UNA MÁRTIR
—De modo, señor yerno mío, que es cierto que ninguna consideración religiosa podría influir sobre su alma. Usted no esperará siquiera hasta mañana para hacer sus porquerías, ya me voy dando cuenta. No tendrá compasión alguna de esta pobre niña, criada hasta el día de hoy con la pureza de los ángeles, y que usted va a empañar con su aliento de reptil.
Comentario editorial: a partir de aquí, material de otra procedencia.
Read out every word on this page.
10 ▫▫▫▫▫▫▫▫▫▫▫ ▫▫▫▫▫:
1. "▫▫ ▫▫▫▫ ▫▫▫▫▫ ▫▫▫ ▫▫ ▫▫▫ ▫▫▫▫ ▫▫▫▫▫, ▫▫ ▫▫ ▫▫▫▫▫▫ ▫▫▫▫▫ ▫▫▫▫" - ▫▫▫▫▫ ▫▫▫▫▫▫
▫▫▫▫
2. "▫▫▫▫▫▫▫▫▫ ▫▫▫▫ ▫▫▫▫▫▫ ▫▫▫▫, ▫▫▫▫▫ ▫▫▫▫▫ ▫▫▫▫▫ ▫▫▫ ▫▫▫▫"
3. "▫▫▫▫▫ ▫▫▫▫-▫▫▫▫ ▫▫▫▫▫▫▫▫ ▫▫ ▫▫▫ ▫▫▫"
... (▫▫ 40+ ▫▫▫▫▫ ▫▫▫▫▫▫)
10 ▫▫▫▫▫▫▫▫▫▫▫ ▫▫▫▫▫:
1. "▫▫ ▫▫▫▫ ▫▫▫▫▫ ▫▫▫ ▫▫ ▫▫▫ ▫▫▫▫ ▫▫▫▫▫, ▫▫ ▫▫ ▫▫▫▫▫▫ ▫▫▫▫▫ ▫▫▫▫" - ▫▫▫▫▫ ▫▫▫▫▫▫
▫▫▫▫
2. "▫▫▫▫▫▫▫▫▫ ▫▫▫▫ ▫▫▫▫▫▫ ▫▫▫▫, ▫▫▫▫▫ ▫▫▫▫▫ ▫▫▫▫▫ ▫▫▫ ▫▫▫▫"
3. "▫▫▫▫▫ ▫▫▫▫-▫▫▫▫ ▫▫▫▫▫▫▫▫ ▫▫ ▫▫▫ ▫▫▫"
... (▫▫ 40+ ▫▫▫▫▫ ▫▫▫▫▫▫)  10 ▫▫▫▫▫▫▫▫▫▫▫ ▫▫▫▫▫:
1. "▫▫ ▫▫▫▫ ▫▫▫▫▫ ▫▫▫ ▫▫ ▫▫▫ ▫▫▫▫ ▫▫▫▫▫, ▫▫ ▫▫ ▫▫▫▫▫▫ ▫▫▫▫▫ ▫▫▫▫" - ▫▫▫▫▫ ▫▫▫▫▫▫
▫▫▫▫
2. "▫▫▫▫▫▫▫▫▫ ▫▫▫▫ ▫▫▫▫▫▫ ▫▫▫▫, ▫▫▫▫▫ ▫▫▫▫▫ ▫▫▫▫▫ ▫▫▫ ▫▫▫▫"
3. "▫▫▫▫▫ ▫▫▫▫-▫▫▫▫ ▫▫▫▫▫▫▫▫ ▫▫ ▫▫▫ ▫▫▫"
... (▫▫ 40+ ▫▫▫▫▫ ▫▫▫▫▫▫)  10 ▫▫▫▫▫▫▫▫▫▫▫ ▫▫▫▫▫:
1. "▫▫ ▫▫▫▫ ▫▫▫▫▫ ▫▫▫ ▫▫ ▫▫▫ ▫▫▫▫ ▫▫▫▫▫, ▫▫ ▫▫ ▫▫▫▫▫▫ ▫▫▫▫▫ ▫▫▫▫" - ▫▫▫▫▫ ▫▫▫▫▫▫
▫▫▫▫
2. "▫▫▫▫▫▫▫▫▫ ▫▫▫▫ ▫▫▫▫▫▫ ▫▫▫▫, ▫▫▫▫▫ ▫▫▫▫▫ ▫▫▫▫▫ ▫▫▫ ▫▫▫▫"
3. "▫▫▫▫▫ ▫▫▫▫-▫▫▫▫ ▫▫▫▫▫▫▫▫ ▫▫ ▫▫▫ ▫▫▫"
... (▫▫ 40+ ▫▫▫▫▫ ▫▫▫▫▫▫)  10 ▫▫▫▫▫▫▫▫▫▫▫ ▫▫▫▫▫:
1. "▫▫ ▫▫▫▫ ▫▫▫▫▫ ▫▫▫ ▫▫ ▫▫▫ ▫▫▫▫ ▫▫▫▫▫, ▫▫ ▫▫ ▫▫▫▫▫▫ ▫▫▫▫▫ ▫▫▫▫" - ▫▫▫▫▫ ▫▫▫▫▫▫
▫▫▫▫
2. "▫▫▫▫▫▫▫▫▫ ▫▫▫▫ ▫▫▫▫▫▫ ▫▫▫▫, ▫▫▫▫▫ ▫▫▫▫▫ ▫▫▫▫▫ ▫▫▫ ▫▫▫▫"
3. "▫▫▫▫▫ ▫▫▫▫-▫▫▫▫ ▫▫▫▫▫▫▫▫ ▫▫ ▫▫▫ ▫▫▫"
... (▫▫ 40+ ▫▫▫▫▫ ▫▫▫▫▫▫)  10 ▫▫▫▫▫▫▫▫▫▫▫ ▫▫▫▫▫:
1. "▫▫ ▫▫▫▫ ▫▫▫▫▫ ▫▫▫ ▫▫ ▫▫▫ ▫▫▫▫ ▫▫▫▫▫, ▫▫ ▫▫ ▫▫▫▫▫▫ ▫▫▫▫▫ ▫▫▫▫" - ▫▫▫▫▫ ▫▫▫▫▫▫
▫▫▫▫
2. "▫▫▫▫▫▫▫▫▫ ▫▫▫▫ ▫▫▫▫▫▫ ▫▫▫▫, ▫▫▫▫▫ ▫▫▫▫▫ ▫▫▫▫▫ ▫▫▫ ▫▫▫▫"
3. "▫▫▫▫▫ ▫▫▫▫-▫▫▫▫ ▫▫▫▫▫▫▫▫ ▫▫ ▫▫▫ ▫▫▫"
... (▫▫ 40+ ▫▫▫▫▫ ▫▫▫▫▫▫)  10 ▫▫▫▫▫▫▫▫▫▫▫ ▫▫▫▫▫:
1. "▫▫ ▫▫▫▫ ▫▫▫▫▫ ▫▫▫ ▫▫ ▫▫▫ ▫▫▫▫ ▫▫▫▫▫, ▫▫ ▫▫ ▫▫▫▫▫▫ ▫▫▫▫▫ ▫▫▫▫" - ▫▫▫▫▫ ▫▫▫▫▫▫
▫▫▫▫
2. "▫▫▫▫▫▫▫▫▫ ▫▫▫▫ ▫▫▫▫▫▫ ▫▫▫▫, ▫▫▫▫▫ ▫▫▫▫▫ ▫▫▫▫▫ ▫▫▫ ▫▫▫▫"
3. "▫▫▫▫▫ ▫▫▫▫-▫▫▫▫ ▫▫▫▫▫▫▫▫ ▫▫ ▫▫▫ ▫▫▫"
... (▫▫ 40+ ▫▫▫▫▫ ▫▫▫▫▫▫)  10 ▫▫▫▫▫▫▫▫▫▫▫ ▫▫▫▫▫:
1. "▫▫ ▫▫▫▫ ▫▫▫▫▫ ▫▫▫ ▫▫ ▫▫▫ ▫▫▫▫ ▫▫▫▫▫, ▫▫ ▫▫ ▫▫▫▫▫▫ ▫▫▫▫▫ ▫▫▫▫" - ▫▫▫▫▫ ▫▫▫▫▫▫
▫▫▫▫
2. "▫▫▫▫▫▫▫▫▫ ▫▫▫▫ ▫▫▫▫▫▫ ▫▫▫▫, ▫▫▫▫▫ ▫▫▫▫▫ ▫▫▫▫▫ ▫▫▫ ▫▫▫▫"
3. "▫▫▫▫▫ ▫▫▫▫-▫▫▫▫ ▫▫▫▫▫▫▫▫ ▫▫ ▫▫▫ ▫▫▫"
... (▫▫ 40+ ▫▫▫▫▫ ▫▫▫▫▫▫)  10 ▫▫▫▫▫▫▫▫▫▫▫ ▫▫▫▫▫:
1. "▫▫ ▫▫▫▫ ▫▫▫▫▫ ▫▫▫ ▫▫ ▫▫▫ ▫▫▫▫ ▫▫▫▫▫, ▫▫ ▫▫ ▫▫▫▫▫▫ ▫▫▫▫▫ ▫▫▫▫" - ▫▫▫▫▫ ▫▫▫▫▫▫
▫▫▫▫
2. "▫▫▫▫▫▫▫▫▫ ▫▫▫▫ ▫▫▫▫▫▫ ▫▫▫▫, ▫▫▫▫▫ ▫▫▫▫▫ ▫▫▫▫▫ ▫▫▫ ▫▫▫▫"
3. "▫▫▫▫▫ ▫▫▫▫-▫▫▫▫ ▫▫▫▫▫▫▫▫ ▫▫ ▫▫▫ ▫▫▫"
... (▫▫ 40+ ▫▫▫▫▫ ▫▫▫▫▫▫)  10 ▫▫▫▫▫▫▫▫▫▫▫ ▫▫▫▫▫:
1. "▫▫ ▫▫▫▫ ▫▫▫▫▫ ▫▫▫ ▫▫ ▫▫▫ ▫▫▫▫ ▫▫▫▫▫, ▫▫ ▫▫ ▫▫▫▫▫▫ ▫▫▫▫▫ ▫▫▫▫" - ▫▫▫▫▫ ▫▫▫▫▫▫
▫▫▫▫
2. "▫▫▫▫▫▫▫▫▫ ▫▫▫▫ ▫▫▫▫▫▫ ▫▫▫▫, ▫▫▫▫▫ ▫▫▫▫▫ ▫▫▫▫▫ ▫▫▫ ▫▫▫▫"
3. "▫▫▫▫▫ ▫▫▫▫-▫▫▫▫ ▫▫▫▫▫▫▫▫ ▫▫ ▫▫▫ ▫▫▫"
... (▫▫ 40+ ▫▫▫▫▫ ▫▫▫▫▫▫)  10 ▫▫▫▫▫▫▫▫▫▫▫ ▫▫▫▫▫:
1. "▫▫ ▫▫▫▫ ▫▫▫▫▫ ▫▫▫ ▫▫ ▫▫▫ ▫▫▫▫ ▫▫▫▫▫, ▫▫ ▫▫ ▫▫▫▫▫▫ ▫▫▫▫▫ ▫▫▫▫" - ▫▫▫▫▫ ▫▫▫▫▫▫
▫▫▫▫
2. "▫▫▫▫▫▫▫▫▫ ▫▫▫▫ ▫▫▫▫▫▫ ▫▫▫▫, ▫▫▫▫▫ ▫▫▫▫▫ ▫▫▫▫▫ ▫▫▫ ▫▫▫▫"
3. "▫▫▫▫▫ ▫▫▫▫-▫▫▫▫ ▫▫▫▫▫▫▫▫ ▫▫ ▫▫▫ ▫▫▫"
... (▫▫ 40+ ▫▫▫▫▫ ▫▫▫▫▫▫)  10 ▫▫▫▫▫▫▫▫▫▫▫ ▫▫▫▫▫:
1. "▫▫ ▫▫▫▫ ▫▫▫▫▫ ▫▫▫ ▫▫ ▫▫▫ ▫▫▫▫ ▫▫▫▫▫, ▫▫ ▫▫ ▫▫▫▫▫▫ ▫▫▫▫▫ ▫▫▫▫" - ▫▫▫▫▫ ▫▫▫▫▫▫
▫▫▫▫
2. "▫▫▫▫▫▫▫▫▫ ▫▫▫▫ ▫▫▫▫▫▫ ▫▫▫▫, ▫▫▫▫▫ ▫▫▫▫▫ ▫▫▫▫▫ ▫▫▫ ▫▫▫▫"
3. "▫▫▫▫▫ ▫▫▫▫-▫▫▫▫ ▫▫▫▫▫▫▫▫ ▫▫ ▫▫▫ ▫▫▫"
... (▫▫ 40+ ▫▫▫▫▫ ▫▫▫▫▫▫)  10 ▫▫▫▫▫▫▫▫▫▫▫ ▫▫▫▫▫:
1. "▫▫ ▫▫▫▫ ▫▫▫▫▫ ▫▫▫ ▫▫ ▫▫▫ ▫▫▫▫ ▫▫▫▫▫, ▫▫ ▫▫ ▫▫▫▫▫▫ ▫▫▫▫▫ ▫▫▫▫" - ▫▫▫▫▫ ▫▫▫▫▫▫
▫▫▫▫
En fin, que se cumpla tu voluntad, ¡Dios mío!, y que tu nombre sea bendecido por los siglos de los siglos!
—Amén, respondió Georges mientras encendía un cigarro. —Se lo digo por última vez, querida suegra: le guardo a usted un agradecimiento eterno. Confío infinitamente en sus plegarias y no olvidaré, créame, sus exortaciones. Buenas tardes.
El tren se ponía en marcha. Madame Durable, de pie en el andén, miró alejarse el rápido que se llevaba a los recién casados hacia las tierras del Mediodía.
Agitada aún por las emociones de esa jornada, pero con los ojos tan secos como una pieza esmaltada que sale del horno, golpeteaba nerviosamente en el suelo con la punta de su paraguas.
Haciendo con rabia el cálculo de inmolaciones y de sacrificios, esta alma abnegada se decía que era verdaderamente muy duro haber vivido exclusivamente, durante veinte años, para esta hija ingrata que la abandonaba así, desde la primera hora de su matrimonio, para seguir a un extraño manifiestamente desprovisto de pudor que iba seguramente a profanarla, sin esperar más, con sus toqueteos impúdicos.
—¡Ah, sí, sin duda! ¡Es una dicha tener hijos! Piense, señor, —casi inconscientemente se dirigía al subjefe de la estación, que se le había acercado para exhortarla cortésmente a desaparecer, — piense que una los trae al mundo entre dolores abominables que usted no puede imaginar, que los cría en el temor de Dios, que trata de hacerlos parecidos a los ángeles para que sean dignos de cantar indefinidamente al pie del Cordero. Una ruega por ellos sin descanso noche y día, durante un tercio de la vida. Una se inflige a sí misma, por el bien de estas almitas tiernas, penitencias que hacen temblar de sólo pensar en ellas. ¡Y mire qué recompensa! ¡Qué recompensa! Desechada, tirada al piso como un harapo, como una peladura de papa, tan pronto como aparece un granuja a quien una tuvo la estúpida idea de recibir, porque parecía un buen cristiano, y que abusó de inmediato de esa oportunidad para mancillar un corazón inocente, para sugerir visiones impuras, para hacer creer, si me atrevo a decirlo, a una joven criada en la más sana ignorancia, que las sucias caricias de un esposo carnal le darían una dicha más viva que las castas efusiones del cariño de una madre... ¡Y ya ve usted lo que ocurre, señor; usted podrá dar testimonio el día del Juicio Final! Aquí me dejan, abandonada, traicionada, sola en el mundo, sin consuelo y sin esperanza. Póngase Ud. en mi lugar.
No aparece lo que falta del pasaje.